Awolowo warned Gowon’s federal government that if the Eastern Region left the Federation, the Westen Region would not be far behind. This statement was considered sufficiently threatening by Gowon and the federal government to merit a complete troop withdrawal.”
Page 88: “The first part of May 1967 saw the visit of the National Reconciliation Commission (NRC) to Enugu, the capital of the Eastern Region. It was led by Chief Awolowo and billed as a last-minute effort at peace and as an attempt to encourage Ojukwu and Eastern leaders to attend peace talks at a venue suitable to the Easterners. Despite providing a friendly reception, many Igbo leaders referred to the visit disdainfully as the chop, chop, talk, talk, commission”.
Page 227: “A day later, on January 15, 1970, the Biafran delegation, which was led by Major General Phillip Effiong and included Sir Louis Mbanefo, M.T. Mbu, Colonel David Ogunewe, and other Biafran military officers formally surrendered at Dodan Barracks to the troops of the Federal Republic of Nigeria.
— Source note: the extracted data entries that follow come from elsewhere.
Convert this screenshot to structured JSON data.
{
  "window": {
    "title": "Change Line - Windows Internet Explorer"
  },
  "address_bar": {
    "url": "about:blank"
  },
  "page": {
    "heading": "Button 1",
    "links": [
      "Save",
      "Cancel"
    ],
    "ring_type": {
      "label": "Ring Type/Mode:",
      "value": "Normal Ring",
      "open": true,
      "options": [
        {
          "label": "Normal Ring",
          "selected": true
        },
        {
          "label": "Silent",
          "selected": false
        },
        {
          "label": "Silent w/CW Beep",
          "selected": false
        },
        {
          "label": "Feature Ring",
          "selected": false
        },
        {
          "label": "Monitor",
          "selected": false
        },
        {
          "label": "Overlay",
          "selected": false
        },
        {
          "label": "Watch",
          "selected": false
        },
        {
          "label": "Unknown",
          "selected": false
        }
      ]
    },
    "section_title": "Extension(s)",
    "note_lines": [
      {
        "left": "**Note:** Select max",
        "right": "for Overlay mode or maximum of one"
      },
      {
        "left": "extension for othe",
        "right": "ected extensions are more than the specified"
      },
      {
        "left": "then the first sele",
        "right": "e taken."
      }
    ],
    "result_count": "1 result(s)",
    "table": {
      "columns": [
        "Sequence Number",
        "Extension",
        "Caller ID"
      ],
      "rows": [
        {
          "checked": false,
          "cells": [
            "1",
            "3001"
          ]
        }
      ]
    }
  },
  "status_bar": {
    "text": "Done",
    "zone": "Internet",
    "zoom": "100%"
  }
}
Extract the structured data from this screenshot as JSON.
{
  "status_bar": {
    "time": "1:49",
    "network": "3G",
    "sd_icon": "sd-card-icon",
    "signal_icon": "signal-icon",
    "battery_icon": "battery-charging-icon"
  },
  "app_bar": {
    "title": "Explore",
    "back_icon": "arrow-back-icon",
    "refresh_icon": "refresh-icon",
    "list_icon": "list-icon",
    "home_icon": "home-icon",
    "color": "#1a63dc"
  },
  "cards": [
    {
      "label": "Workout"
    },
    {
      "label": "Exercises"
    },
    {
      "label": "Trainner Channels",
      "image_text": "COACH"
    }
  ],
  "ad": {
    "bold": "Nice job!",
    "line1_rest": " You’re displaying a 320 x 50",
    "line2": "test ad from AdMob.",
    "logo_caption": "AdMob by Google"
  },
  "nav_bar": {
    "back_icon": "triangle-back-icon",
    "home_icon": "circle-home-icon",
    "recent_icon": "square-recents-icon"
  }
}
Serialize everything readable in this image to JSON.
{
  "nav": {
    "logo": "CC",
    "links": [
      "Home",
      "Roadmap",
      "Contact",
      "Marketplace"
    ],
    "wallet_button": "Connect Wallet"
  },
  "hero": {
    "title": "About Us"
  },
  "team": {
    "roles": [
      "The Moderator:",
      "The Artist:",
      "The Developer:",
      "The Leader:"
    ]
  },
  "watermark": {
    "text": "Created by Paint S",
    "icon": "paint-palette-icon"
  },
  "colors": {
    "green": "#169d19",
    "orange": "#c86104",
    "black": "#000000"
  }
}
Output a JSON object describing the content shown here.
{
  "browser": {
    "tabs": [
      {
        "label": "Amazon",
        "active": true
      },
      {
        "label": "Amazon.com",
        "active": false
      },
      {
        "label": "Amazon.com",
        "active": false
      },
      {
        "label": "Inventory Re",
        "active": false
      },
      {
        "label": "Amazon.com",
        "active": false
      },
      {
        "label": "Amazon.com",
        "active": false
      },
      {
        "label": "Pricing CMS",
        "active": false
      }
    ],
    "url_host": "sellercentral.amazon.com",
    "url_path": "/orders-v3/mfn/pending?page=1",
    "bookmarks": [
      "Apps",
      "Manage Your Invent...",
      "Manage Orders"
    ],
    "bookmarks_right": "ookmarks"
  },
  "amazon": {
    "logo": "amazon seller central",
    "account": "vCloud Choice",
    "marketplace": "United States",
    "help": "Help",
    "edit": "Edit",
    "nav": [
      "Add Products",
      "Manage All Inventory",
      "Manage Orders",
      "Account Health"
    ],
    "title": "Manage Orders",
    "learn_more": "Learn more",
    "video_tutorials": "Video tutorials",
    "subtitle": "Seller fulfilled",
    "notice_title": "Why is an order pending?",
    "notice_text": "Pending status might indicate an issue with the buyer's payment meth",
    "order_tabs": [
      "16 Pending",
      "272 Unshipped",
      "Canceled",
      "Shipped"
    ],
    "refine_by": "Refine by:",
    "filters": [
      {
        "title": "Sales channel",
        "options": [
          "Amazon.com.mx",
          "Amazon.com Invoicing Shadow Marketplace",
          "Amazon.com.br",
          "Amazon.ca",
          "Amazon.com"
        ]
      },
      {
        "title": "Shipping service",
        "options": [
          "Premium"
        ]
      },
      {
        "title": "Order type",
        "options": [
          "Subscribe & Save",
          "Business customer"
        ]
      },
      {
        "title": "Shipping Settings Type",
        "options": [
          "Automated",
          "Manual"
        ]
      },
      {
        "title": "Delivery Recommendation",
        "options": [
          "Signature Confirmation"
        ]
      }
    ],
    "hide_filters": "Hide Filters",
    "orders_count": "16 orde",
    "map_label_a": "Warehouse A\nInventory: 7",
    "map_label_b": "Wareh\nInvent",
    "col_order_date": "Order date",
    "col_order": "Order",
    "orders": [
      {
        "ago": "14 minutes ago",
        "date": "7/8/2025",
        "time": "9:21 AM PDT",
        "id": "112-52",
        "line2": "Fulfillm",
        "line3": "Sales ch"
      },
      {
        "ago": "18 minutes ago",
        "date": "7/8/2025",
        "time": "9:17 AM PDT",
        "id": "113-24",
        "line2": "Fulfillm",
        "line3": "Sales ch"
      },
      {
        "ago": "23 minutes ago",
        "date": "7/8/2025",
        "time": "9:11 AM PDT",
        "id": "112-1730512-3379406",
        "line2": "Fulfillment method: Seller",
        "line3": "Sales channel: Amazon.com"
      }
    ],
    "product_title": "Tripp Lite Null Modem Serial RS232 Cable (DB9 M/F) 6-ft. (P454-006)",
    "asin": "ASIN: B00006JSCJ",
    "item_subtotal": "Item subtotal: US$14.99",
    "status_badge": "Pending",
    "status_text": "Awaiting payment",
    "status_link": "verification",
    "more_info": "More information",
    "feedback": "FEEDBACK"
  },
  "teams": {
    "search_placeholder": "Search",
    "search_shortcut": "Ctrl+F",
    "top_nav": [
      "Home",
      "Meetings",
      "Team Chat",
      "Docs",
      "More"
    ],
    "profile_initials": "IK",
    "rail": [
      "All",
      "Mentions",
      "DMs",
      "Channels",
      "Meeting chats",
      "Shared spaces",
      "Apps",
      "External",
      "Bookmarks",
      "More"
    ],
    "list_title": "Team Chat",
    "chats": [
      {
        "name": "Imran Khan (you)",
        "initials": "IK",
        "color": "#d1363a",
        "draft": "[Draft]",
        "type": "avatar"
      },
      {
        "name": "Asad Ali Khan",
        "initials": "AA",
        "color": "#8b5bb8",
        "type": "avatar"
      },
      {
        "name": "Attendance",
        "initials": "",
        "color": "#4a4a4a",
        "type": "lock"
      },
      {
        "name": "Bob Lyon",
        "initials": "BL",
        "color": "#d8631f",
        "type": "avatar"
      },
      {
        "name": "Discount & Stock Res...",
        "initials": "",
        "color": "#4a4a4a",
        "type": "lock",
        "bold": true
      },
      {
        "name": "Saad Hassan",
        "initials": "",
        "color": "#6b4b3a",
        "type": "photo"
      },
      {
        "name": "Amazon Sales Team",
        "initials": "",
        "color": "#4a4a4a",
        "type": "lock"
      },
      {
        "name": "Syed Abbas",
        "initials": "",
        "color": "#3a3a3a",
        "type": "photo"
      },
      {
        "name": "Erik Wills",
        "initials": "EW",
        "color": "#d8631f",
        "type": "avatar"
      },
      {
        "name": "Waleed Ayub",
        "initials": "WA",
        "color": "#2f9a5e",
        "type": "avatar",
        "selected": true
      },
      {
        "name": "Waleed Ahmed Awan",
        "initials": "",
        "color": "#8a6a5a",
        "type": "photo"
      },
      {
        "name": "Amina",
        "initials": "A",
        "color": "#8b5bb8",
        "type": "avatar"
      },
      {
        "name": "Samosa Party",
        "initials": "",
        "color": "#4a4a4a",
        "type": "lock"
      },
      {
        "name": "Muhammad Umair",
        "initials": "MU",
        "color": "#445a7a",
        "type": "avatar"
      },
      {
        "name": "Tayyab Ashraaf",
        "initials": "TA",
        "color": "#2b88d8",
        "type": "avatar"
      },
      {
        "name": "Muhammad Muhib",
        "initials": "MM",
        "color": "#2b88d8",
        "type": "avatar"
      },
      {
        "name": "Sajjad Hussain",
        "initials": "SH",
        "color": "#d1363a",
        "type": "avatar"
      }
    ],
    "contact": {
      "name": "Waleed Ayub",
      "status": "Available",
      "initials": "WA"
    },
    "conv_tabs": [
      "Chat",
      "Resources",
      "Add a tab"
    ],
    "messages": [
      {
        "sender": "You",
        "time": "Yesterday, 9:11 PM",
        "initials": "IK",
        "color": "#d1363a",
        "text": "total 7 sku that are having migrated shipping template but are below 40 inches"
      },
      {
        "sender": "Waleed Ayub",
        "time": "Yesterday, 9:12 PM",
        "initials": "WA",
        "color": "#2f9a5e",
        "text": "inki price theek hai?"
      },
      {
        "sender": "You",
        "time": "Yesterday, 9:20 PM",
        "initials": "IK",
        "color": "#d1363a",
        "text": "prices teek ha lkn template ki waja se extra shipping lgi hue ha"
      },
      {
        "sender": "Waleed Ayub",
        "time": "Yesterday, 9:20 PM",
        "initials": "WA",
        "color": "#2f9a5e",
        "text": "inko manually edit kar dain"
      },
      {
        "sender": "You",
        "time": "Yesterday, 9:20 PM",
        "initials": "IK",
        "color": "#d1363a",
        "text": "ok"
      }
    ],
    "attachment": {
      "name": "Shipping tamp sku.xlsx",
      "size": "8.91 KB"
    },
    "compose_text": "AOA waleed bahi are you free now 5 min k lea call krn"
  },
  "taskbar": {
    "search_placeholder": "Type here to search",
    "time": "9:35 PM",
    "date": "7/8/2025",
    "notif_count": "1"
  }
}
Among the Nigerian delegation were: General Yakubu Gowon; the deputy chairman of the Supreme Military Council, Obafemi Awolowo; leaders of the various branches of the armed forces, including Brigadier Hassan Katsina, chief of staff; H.E.A. Ejueyitchie, the secretary to the federal military government; Anthony Enahoro, the commissioner for information; Taslim Elias, the attorney general; and the twelve military governors of the federation.”
Page 233: “It is important to point out that most Nigerians were against the war and abhorred the senseless violence that ensued. The wartime cabinet ofGeneral Gowon, the military ruler, it should also be remembered, was full of intellectuals like Chief Obafemi Awolowo among others who came up with a boatload of infamous and regrettable policies. A statement credited to Awolowo and echoed by his cohorts is the most callous and unfortunate: all is fair in war, and starvation is one of the weapons of war. I don’t see why we should feed our enemies fat in order for them to fight harder.
“It is my impression that Awolowo was driven by an overriding ambition for power, for himself and for his Yoruba people. There is, on the surface at least, nothing wrong with those aspirations. However, Awolowo saw the dominant Igbos at the time as the obstacles to that goal, and when the opportunity arose – the Nigeria-Biafra war – his ambition drove him into a frenzy to go to every length to achieve his dreams. In the Biafran case it meant hatching up a diabolical policy to reduce the numbers of his enemies significantly through starvation — eliminating over two million people, mainly members of future generations.”
Page 234: “If Gowon was the “Nigerian Abraham Lincoln,” as Lord Wilson would have us believe, why did he not put a stop to such an evil policy, or at least temper it, particularly when there was international outcry? Setting aside for the moment the fact that Gowon as head of state bears the final responsibility of his subordinates, and that Awolowo has been much maligned by many an intellectual for this unfortunate policy and his statements, why, I wonder, would other “thinkers,” such as Ayida and Enahoro, not question such a policy but advance it?